Supplementary Figure 4: Enrichment of DDX21Interation for ribosome complex.

(a) AES knockdown did not affect transcription from DDX21 bound promoters. Nascent transcripts levels (FPKM) in control and AES knockdown Kasumi-1 cells were used from Nascent RNA-seq as described in Supplementary Fig. 3. DDX21 bound genomic regions were obtained from publically available ChIP-Seq data (GSE56802). Box plots represent fold change (shAES/shCtr, log₂ scale) of transcripts originating from promoter regions either bound or not bound by DDX21. As indicated, DDX21-bound gene transcripts were not generally suppressed or enhanced upon loss of AES. The central mark in box plot is mean, with 5/95 percentiles at the whiskers and 25/75 percentiles at the box. (b) DDX21 interaction was enriched for ribosome complex.

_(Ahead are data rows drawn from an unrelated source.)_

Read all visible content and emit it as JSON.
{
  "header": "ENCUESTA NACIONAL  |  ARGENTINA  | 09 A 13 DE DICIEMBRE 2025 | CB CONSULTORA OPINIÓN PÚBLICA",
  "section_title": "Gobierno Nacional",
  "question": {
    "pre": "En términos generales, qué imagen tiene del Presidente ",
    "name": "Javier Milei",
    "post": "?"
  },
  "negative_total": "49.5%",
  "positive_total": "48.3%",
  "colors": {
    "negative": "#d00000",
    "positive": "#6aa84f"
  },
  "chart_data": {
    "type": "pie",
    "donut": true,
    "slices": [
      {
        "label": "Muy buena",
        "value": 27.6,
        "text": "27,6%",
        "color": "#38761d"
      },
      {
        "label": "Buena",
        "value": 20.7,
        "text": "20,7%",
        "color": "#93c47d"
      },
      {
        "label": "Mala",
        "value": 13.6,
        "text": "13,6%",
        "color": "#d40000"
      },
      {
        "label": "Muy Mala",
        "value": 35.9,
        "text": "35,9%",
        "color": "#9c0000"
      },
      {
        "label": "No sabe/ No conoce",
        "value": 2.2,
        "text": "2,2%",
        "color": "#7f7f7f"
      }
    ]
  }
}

Mass Spectrometry analysis of SILAC labelled proteins was performed for DDX21 interaction partners at the presence or absence of AES. IP with anti-DDX21 antibody (or IgG control) was performed in protein lysates from Kasumi-1 cells transduced with either shAES or shControl. The ratio of precipitated interaction partners (anti-DDX21/IgG) was analyzed. Circles in red indicate proteins found to interact with DDX21. Proteins labelled in gray are known ribosome complex members that were not identified in our Mass Spectrometry analysis. Gray lines designate protein interactions.